There is no need to further open the gaping wound that is our heart these days.  We need not begin this lamentation in the typical fashion; no need to recite all the atrocities for which we weep or wail.  Not all of them.  We don’t have time – or breath, or stomach, or imagination for all of them.  So today, Father’s day – we stay our mind on one.

On this day thousands of babes – no, that is not poetry of exaggeration – thousands, we can count them.  Someone has counted them.  Someone has checked boxes, or made tallies on lined paper, or estimated the bodies bundled together in cages.  Thousands of babes – months and years, but not many, old – torn from the clutch of the arms and skin, the smells and safety, the language and promises, the home keeping and heart beating to which they were born.

I cannot stomach it.  The words catch in my throat.

Someone, I promise you, will leave this community after today for I have been political from the pulpit. And someone, I promise you, will leave this community after today because I said the words that we’ve been inundated by; given imagery to what we’re trying to erase from our minds; and made us steep in silence when – fairly enough –we should be screaming in rage.  Someone will leave because church was too hard when they need an escape.

And so, perhaps I stay my mind on two lamentations today:  One where the pain resides: amid the unthinkable.
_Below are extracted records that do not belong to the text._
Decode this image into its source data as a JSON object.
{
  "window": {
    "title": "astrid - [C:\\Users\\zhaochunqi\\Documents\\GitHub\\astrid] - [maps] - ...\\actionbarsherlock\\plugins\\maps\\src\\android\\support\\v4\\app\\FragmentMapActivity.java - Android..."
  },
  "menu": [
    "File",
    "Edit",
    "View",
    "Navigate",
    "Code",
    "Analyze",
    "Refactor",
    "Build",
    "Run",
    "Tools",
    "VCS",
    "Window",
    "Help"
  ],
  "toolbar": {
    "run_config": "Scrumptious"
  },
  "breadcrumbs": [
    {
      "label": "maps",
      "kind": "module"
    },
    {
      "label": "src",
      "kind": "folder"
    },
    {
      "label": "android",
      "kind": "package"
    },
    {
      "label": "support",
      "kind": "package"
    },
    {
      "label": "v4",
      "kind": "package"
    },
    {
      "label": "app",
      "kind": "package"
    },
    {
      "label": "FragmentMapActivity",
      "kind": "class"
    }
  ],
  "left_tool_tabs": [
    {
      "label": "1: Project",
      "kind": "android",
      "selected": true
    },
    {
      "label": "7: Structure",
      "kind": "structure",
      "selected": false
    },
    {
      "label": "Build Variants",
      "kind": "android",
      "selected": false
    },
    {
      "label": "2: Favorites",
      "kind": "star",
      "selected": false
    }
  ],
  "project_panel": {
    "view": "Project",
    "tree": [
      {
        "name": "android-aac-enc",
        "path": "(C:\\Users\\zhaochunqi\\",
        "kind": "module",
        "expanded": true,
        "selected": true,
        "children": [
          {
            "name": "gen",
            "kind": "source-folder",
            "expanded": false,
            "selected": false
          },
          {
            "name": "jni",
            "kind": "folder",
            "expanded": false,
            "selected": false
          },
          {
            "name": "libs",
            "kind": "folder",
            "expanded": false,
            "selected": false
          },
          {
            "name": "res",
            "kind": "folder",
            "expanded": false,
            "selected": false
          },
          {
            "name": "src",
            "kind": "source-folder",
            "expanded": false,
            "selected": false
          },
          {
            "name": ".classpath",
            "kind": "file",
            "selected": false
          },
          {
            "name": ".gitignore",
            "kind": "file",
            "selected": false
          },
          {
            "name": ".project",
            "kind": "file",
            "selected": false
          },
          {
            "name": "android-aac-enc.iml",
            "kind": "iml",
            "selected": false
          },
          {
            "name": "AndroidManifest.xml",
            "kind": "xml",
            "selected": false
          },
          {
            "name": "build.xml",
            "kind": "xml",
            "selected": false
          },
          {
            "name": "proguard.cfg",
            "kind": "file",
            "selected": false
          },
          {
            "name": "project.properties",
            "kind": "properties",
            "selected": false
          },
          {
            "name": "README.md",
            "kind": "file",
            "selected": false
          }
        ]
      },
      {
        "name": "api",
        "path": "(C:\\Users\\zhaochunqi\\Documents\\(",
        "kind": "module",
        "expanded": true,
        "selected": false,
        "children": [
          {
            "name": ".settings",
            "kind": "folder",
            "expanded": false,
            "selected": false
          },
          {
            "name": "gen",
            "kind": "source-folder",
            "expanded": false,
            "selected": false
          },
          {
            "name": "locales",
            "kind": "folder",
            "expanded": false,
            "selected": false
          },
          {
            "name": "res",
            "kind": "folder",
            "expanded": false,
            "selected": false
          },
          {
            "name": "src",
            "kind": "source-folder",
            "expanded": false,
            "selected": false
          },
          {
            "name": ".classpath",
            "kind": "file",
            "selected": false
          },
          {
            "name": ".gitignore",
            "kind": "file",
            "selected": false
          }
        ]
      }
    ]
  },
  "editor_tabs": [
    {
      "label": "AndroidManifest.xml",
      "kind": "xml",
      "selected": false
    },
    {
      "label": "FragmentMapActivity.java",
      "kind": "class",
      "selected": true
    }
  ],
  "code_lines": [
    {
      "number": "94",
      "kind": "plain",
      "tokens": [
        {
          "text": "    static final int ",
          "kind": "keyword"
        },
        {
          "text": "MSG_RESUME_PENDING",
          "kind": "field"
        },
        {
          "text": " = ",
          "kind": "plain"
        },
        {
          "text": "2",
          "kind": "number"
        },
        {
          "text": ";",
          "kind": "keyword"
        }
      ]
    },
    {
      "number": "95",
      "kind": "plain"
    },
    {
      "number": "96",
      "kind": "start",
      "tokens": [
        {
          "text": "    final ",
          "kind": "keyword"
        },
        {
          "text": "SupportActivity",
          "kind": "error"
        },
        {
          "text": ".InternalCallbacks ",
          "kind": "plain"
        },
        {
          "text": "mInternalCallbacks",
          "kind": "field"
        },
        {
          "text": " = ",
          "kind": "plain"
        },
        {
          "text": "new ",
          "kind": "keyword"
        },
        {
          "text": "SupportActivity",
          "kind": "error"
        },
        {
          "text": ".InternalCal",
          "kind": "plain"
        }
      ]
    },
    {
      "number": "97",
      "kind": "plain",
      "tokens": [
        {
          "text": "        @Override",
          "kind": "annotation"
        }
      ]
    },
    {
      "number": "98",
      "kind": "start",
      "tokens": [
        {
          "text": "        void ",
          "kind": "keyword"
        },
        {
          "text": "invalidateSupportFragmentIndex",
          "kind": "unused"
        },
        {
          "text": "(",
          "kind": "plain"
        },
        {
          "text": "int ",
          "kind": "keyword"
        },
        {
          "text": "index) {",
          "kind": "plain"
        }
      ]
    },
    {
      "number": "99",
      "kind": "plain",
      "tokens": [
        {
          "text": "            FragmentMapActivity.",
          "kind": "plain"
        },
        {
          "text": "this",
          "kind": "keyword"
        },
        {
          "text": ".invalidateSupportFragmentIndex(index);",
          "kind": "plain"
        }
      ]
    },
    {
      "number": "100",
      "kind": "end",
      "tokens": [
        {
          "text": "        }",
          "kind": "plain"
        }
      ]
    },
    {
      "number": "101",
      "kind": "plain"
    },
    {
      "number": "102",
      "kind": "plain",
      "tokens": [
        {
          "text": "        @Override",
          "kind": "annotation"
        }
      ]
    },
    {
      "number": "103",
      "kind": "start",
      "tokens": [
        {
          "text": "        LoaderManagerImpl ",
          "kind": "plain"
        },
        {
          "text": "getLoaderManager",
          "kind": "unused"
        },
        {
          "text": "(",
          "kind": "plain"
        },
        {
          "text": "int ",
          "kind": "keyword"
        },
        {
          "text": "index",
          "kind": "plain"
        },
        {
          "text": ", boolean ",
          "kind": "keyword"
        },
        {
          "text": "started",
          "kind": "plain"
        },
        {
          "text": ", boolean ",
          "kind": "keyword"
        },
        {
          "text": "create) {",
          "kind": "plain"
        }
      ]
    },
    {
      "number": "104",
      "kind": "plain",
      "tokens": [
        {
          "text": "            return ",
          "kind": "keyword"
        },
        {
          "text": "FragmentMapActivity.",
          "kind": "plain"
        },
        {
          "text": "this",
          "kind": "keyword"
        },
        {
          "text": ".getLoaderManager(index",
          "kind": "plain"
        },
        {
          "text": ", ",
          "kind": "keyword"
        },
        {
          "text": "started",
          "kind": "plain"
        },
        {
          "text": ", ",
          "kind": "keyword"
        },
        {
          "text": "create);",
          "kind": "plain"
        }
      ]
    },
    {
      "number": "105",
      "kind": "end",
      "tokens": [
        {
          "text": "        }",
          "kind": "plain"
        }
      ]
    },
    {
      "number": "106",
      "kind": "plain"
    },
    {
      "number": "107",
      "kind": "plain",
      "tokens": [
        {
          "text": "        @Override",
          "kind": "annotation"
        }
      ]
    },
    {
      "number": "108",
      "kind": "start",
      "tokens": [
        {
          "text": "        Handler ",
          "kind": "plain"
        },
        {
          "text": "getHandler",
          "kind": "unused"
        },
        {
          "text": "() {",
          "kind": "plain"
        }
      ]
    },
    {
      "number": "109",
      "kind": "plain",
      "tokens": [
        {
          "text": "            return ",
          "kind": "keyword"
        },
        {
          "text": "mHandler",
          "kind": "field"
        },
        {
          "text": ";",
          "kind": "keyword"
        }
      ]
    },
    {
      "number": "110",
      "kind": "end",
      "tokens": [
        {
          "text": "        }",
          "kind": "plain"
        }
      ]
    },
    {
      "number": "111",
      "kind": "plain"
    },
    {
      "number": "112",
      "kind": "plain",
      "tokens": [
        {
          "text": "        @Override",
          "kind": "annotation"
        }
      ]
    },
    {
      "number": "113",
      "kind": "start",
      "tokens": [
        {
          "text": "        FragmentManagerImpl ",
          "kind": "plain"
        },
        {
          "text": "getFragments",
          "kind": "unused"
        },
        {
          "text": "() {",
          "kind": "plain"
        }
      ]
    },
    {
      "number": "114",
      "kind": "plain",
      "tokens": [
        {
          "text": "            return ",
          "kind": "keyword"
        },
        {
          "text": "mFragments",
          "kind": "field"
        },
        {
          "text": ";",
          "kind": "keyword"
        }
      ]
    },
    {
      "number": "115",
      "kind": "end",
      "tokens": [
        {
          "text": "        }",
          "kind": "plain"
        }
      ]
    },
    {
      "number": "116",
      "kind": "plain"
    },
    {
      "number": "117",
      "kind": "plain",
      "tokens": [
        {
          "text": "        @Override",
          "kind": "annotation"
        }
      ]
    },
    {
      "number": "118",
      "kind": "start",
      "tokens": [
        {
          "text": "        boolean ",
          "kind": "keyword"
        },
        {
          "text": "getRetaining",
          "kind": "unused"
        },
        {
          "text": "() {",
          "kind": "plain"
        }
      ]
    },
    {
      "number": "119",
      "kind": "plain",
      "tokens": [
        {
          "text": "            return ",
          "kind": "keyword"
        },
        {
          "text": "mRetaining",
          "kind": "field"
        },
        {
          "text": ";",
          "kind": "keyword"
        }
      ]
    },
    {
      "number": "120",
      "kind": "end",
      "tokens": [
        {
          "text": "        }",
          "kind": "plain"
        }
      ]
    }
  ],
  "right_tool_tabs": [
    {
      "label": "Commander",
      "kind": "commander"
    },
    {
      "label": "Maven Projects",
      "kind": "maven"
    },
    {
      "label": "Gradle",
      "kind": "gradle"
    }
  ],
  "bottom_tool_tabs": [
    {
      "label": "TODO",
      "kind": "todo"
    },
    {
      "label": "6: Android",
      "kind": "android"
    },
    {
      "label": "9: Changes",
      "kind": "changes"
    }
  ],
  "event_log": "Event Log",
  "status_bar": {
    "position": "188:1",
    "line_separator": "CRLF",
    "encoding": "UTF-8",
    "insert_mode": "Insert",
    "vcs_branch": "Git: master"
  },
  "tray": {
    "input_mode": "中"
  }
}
And another, where the pain resides: for all the ways we each find to not think.

I’m no different of course.

But what are we for?  But what are we, if we cannot pray on this?  If we cannot make our bodies move for this?  Find a spot of sun, wake our depressed limbs, make them rise -for this.  We must get a cup of tea, a hand to hold, a shoulder to weep on, a body to fall into, wet dark soil to dive into: reminder of our smallness, reminder of our divinity.

It is okay to be afraid. It is okay to be tired.  It’s okay to worry that we will never be the same if we are to feel the weight of this time.

And it is okay to step out. To breathe deep. To laugh over petty things and to appreciate pretty things.

It’s just that we have to do it all this time:  The fear and the love. The distraction and the deep dive. The anguish and the action. We must find what will allow our shattered hearts to stay in this moment so that they do not turn dry from disconnection.

For this is not some other place, some other people, some other time.  As my colleague says, You belong to them. And they to you.

It’s Father’s Day.  And this is the place we gather to be called back to our most possible selves.  And this is the time we are reminded that in the depth of beauty and cruelty, we are not alone.

Someone will leave but I believe most of us will stay.  Because we need one another most right now. We need one another most right now. We need one another most right now. We need to be able to pray, and move, and weep, and call ourselves up from exhaustion.

We belong to one another. This is our joy.  This is why we weep.